SPARQL Best Practices
Writing efficient SPARQL queries for TopBraid requires both a good understanding of the data model and of how TopBraid will execute SPARQL queries. TopBraid bundles the Apache Jena SPARQL engine which does not optimize queries automatically. This means that the onus is on the query author to follow some best practices as outlined below.
How SPARQL queries are processed
The WHERE clause of a SPARQL query produces bindings of variables. In the following query, the variable ?continent will be bound to all instances of the class Continent.
1SELECT ?continent
2WHERE {
3 ?continent a g:Continent .
4}
The row in the WHERE clause above is called a Basic Graph Pattern, and those are matched against the triples found in the current query graph. In general, a query will be executed from top to bottom, so that the variable bindings from one row will be used as input to the next row.

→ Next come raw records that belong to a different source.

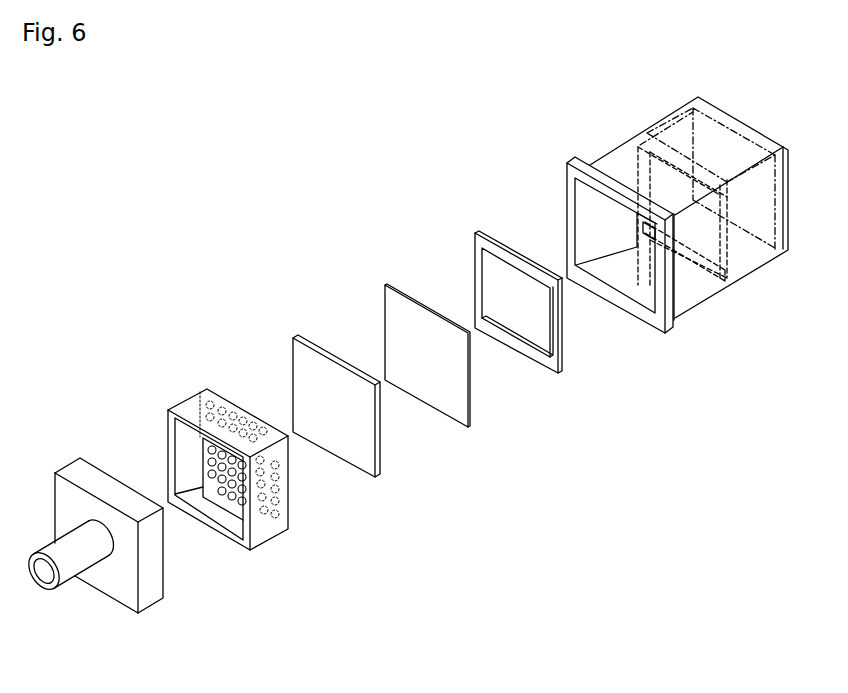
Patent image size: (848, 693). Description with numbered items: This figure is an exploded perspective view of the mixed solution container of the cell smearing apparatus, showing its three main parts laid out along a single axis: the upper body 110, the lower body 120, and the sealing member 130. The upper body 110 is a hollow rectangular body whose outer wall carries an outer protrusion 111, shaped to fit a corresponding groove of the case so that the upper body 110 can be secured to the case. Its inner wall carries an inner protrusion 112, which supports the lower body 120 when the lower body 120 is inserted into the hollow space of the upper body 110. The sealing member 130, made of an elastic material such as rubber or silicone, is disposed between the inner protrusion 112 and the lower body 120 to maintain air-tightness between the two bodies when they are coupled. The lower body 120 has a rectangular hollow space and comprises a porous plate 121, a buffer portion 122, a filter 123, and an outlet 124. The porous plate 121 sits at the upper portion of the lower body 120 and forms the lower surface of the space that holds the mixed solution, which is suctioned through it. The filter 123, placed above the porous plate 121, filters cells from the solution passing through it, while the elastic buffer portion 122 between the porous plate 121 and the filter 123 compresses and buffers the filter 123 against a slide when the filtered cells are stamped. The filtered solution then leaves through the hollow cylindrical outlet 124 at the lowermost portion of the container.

The upper body 110 is at (713, 132).
The outer protrusion 111 is at (645, 320).
The inner protrusion 112 is at (730, 277).
The lower body 120 is at (380, 275).
The porous plate 121 is at (277, 517).
The buffer portion 122 is at (362, 466).
The filter 123 is at (438, 398).
The outlet 124 is at (70, 575).
The sealing member 130 is at (522, 353).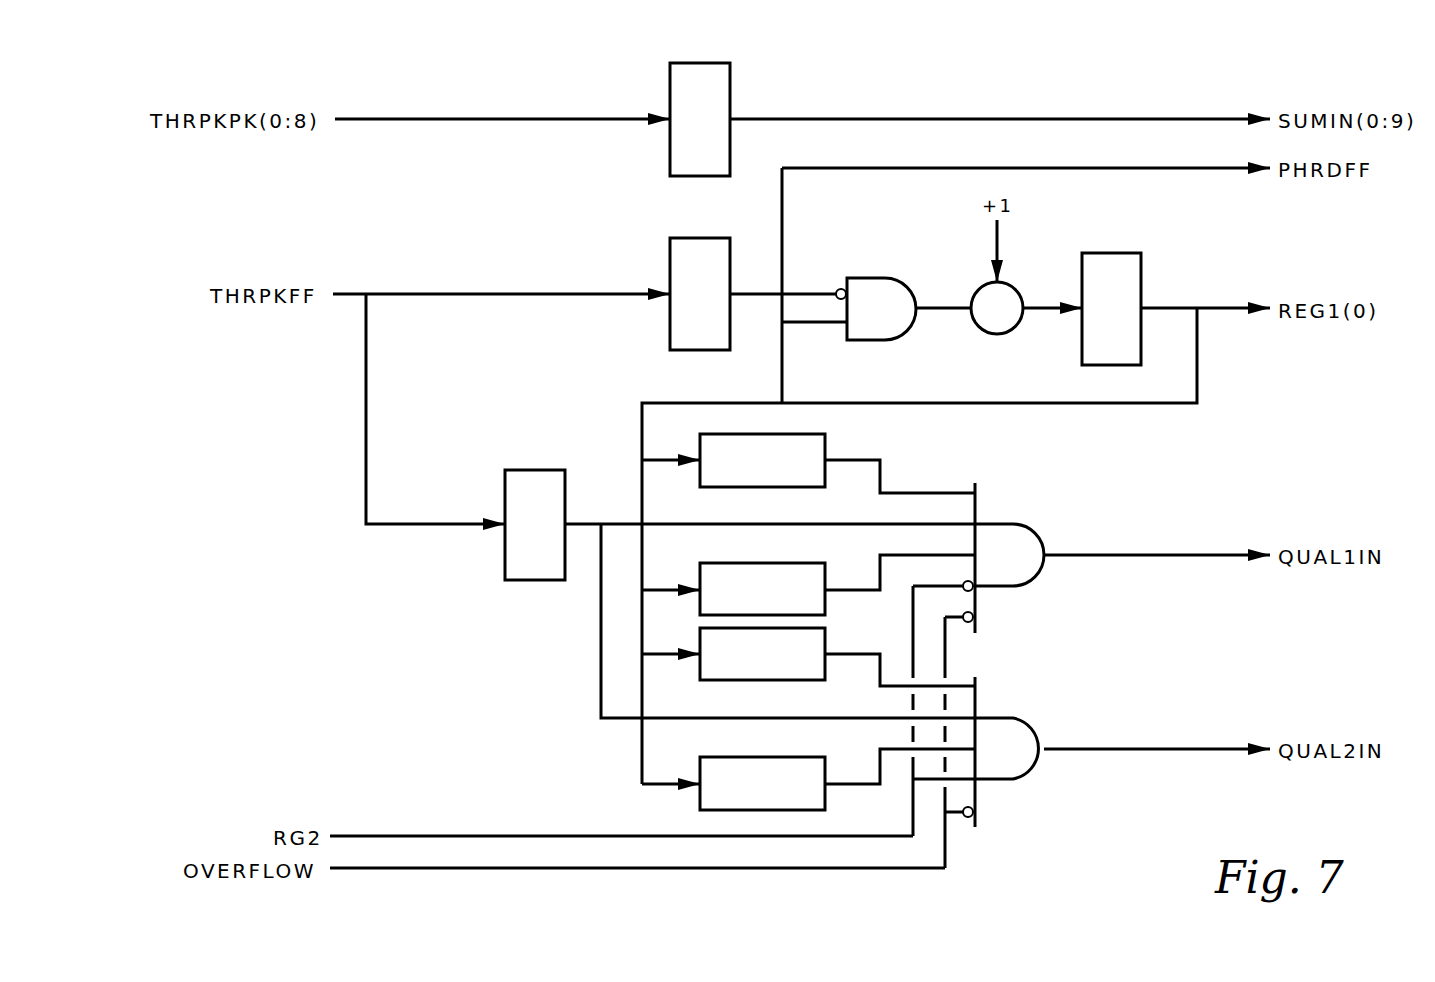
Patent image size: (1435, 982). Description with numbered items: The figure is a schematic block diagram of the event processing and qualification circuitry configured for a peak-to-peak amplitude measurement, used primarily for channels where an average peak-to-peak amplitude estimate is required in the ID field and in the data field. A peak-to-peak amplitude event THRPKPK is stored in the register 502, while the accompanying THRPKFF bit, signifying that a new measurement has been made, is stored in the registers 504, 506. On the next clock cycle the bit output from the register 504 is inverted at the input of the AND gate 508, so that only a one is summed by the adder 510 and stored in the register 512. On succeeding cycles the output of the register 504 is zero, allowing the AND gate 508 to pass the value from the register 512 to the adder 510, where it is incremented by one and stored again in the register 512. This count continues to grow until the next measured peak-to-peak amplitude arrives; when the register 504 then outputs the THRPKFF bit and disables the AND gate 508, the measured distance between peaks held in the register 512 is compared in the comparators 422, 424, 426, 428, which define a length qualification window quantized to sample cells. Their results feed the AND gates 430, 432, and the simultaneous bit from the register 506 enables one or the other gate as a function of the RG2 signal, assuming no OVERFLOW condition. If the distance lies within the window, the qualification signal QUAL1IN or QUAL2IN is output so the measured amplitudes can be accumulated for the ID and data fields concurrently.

The register 502 is at (704, 63).
The register 504 is at (704, 238).
The register 506 is at (538, 470).
The AND gate 508 is at (904, 282).
The adder 510 is at (1008, 334).
The register 512 is at (1112, 253).
The comparator 422 is at (837, 452).
The comparator 424 is at (825, 600).
The comparator 426 is at (825, 672).
The comparator 428 is at (825, 798).
The AND gate 430 is at (1026, 527).
The AND gate 432 is at (1026, 719).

Order of Basic Graph Patterns
The most important rule of writing efficient SPARQL queries is to eliminate combinations of variables as early as possible. The following (bad) query will return all continents together with their labels:
1SELECT ?continent ?label
2WHERE {
3 ?continent skos:prefLabel ?label .
4 ?continent a g:Continent .
5}
When the above query is executed, the engine will first walk through all triples that have skos:prefLabel as predicate and only then combine those triple matches with the next row, which checks whether the bindings of ?continent are in fact instances of g:Continent.

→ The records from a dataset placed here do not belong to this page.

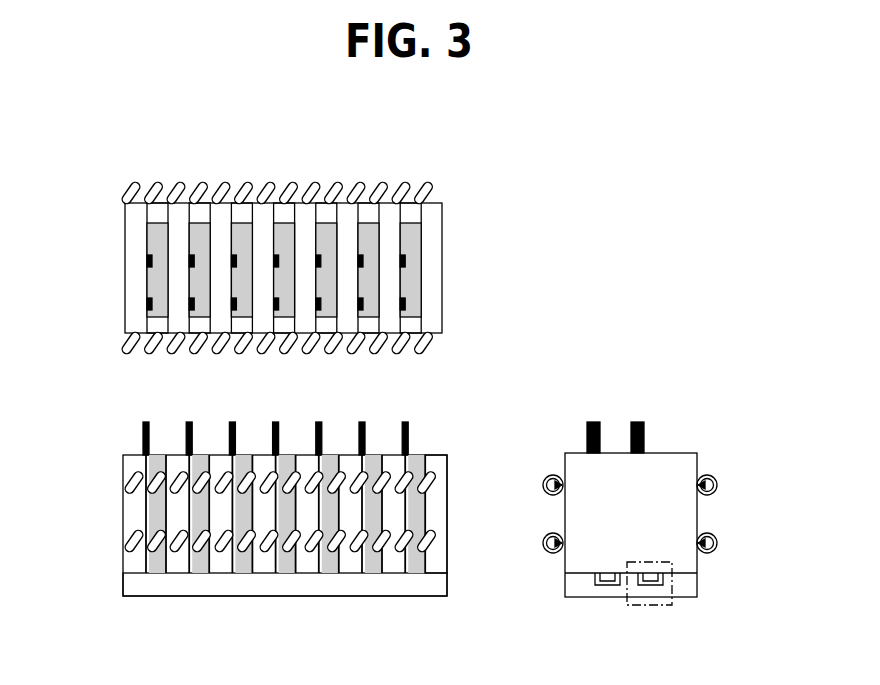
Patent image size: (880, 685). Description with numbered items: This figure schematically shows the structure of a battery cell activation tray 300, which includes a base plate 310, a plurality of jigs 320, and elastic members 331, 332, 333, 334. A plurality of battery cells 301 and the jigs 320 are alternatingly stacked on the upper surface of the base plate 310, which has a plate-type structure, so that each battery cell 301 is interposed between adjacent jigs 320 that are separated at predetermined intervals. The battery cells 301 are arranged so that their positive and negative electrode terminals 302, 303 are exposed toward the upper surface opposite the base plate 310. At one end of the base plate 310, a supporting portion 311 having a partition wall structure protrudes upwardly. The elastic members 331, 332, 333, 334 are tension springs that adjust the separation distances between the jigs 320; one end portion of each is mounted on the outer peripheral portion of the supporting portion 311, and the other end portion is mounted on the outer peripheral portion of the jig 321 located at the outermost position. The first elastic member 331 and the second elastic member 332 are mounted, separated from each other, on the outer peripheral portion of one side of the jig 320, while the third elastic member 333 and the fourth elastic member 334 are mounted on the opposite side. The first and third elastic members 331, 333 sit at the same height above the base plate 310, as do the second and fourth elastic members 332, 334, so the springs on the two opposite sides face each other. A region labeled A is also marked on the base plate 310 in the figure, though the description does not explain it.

The battery cell activation tray 300 is at (132, 170).
The battery cell 301 is at (200, 563).
The positive electrode terminal 302 is at (600, 421).
The negative electrode terminal 303 is at (645, 421).
The base plate 310 is at (327, 597).
The supporting portion 311 is at (122, 519).
The jig 320 is at (304, 436).
The outermost jig 321 is at (434, 455).
The first elastic member 331 is at (543, 544).
The second elastic member 332 is at (545, 479).
The third elastic member 333 is at (718, 540).
The fourth elastic member 334 is at (717, 481).
The region A is at (661, 606).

This is very inefficient because there may be hundreds of thousands of triples with skos:prefLabel but only a handful of continents. The engine would do a lot of extra work that could be eliminated by reordering the clauses to the following (better) query:
1SELECT ?continent ?label
2WHERE {
3 ?continent a g:Continent .
4 ?continent skos:prefLabel ?label .
5}
The difference is that here it will focus only on the (few) instances of g:Continent and only for those it will query the labels.
FILTER Placement
TopBraid’s SPARQL engine will usually automatically move FILTER clauses to the end of its surrounding { … } block. For example, the following FILTER clause will be executed after all basic graph patterns have been processed:
1SELECT ?continent ?label ?country
2WHERE {
3 ?continent a g:Continent .
4 ?continent skos:prefLabel ?label .
5 FILTER langMatches(lang(?label), 'en') .
6 ?country skos:broader ?continent .
7}
The “real” execution order of the query above will be as follows:
1SELECT ?continent ?label ?country
2WHERE {
3 ?continent a g:Continent .
4 ?continent skos:prefLabel ?label .
5 ?country skos:broader ?continent .
6 FILTER langMatches(lang(?label), 'en') .
7}
As a result, the line that fetches the skos:broader matches will be executed even if the language of the label is not English. In practice this means that the engine would do a lot of unnecessary work with triples that will later be filtered out anyway.
To avoid this, you can introduce extra {…} blocks to make sure that the FILTER is executed earlier:
1SELECT ?continent ?label ?country
2WHERE {
3 {
4 ?continent a g:Continent .
5 ?continent skos:prefLabel ?label .
6 FILTER langMatches(lang(?label), 'en') .
7 }
8 ?country skos:broader ?continent .
9}
Hint
It is important to understand that SPARQL is executed “from the inside out”. This means that the engine will first execute the inner {…} blocks.